But some scientists think there might be something more than need and genetics behind human migrations into extremes. “From a logically intuitive point of view you might say, ‘stay low, just avoid the plateau, walk around the edges,’ ” says John Olsen, a co-author on the new paper and regents’ professor emeritus at the University of Arizona and a researcher with the Russian Academy of Sciences. But “maybe part of the human story involves … a philosophy that something interesting is over the next horizon.”

There seems to be something uniquely human – Homo sapiens at least – about such colonization of the extremes.

Artifacts found at the Newa Devu archaeological site suggest that the Tibetan Plateau was occupied at least 30,000 years ago.
Xing Gao/AAAS

A team of researchers analyzed the environments in which fossils from other members of the genus Homo (such as Neanderthals, Homo erectus, etc.) have been found. Those other human species resided largely in mixed forest and grassland environments, whereas our species, even prehistorically, has lived in everything from tropical forests to the Arctic Circle to deserts and more.

Homo sapiens, it turns out, can acclimate to pretty much any environment, but once we’re in it, we can become highly specialized to that environment, developing tools and adaptations to exploit the specific resources offered there.

That combination of being adaptable generalists who also specialize is unusual. Animals are usually one or the other, explains Patrick Roberts, an archaeologist at the Max Planck Institute for the Science of Human History who led that study. Raccoons, for example, are generalists. They can eat anything, and aren’t too picky about their environment. Giant pandas, on the other hand, live only in humid bamboo forests on mountains in China, and only munch on those bamboo forests. They’re specialists. But Homo sapiens are different.

And that might be why we now reign.

“We’re not just making use of the most rationally optimal environments,” Dr. Roberts explains. And so, during periods of challenging climate, humans are able to survive more readily off the resources available. During the last ice age, when the other members of the genus Homo went extinct, he says, “It’s very clear that we were specializing at the same time as other species were generalizing. And that’s what allows us to exploit all these environments.”

Secret of our success

But what is it about our species that allows us to do that? Some researchers have suggested human intelligence and creativity are part of the answer. Although Neanderthal artwork has been found, and there’s evidence that Homo erectus used fire, Homo sapiens have been particularly adept at altering our environments.

“Human beings have developed this response, the sort of ‘necessity is the mother of invention’ quality of human behavior that says, ‘well, yeah we have a challenge here in this environment. But how do we overcome it, technologically?’ ” Olsen says.

Roberts says because Homo sapiens evolved out of a period of climate fluctuations (during the last ice age), our species probably inherited traits to make us particularly successful at adapting to varying environments. It’s natural selection at work. And that, in turn, helped us out-compete other hominids.

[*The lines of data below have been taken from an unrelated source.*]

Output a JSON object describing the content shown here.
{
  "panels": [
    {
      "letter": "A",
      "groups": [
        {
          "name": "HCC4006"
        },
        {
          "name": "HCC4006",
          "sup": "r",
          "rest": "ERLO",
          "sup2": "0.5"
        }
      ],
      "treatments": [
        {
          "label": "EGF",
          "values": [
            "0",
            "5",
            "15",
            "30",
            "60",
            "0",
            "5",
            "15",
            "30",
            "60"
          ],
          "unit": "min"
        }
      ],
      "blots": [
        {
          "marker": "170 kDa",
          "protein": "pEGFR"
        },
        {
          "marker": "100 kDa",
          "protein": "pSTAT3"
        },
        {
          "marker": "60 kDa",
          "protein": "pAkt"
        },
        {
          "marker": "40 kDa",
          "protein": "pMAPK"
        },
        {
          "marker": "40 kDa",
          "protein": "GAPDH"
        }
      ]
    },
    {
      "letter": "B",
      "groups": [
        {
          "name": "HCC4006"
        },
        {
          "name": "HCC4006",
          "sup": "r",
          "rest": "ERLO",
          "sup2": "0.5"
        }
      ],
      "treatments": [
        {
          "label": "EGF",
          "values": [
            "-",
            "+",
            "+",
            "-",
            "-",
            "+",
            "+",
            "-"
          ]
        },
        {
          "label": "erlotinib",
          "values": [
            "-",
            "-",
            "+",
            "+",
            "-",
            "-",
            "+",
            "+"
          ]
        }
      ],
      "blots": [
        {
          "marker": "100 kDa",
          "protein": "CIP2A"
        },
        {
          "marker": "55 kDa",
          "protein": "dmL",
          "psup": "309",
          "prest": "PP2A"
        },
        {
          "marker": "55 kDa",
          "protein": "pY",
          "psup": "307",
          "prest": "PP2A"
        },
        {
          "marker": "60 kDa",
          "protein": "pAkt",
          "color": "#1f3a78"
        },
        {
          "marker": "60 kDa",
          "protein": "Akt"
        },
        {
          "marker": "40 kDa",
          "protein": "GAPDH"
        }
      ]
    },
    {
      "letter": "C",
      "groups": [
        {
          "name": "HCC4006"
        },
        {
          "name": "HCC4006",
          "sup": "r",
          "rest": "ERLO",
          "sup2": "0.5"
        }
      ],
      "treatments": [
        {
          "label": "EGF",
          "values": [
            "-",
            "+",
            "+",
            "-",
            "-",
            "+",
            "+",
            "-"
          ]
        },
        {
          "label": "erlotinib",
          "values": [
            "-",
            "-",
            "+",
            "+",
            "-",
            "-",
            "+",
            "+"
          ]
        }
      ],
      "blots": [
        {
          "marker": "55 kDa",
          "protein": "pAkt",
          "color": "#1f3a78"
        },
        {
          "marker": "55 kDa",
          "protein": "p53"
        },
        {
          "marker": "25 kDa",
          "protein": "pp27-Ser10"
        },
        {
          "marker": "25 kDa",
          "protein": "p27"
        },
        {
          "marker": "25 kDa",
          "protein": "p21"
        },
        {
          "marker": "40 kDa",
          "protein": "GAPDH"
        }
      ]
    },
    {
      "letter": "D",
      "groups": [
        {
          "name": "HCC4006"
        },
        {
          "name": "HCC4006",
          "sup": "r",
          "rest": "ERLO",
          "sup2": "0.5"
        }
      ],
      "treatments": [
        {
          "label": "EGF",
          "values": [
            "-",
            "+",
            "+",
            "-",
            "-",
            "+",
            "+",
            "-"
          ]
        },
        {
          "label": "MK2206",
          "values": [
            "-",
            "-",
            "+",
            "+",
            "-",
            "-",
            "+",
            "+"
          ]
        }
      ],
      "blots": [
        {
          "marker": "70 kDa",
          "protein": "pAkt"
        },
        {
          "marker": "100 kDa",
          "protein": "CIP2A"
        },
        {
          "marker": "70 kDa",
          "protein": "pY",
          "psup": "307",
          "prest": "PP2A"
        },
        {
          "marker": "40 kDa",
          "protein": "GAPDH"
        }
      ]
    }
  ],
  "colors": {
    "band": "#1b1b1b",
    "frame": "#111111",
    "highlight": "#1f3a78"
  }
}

But that’s a “double-edged sword,” Roberts says. During the last ice age, such a voracious ability to exploit the environment was advantageous. But now, he says, with a disconnect from knowledge of how the environment responds, that capability is seeming more dangerous.

There’s still a lot to learn about what makes our species unique. But our view of our own ancestors has already changed. It used to be that scientists wouldn’t look in extreme environments for prehistoric human remains. But now, Roberts says, scientists believe our species has long been capable of living in the extremes.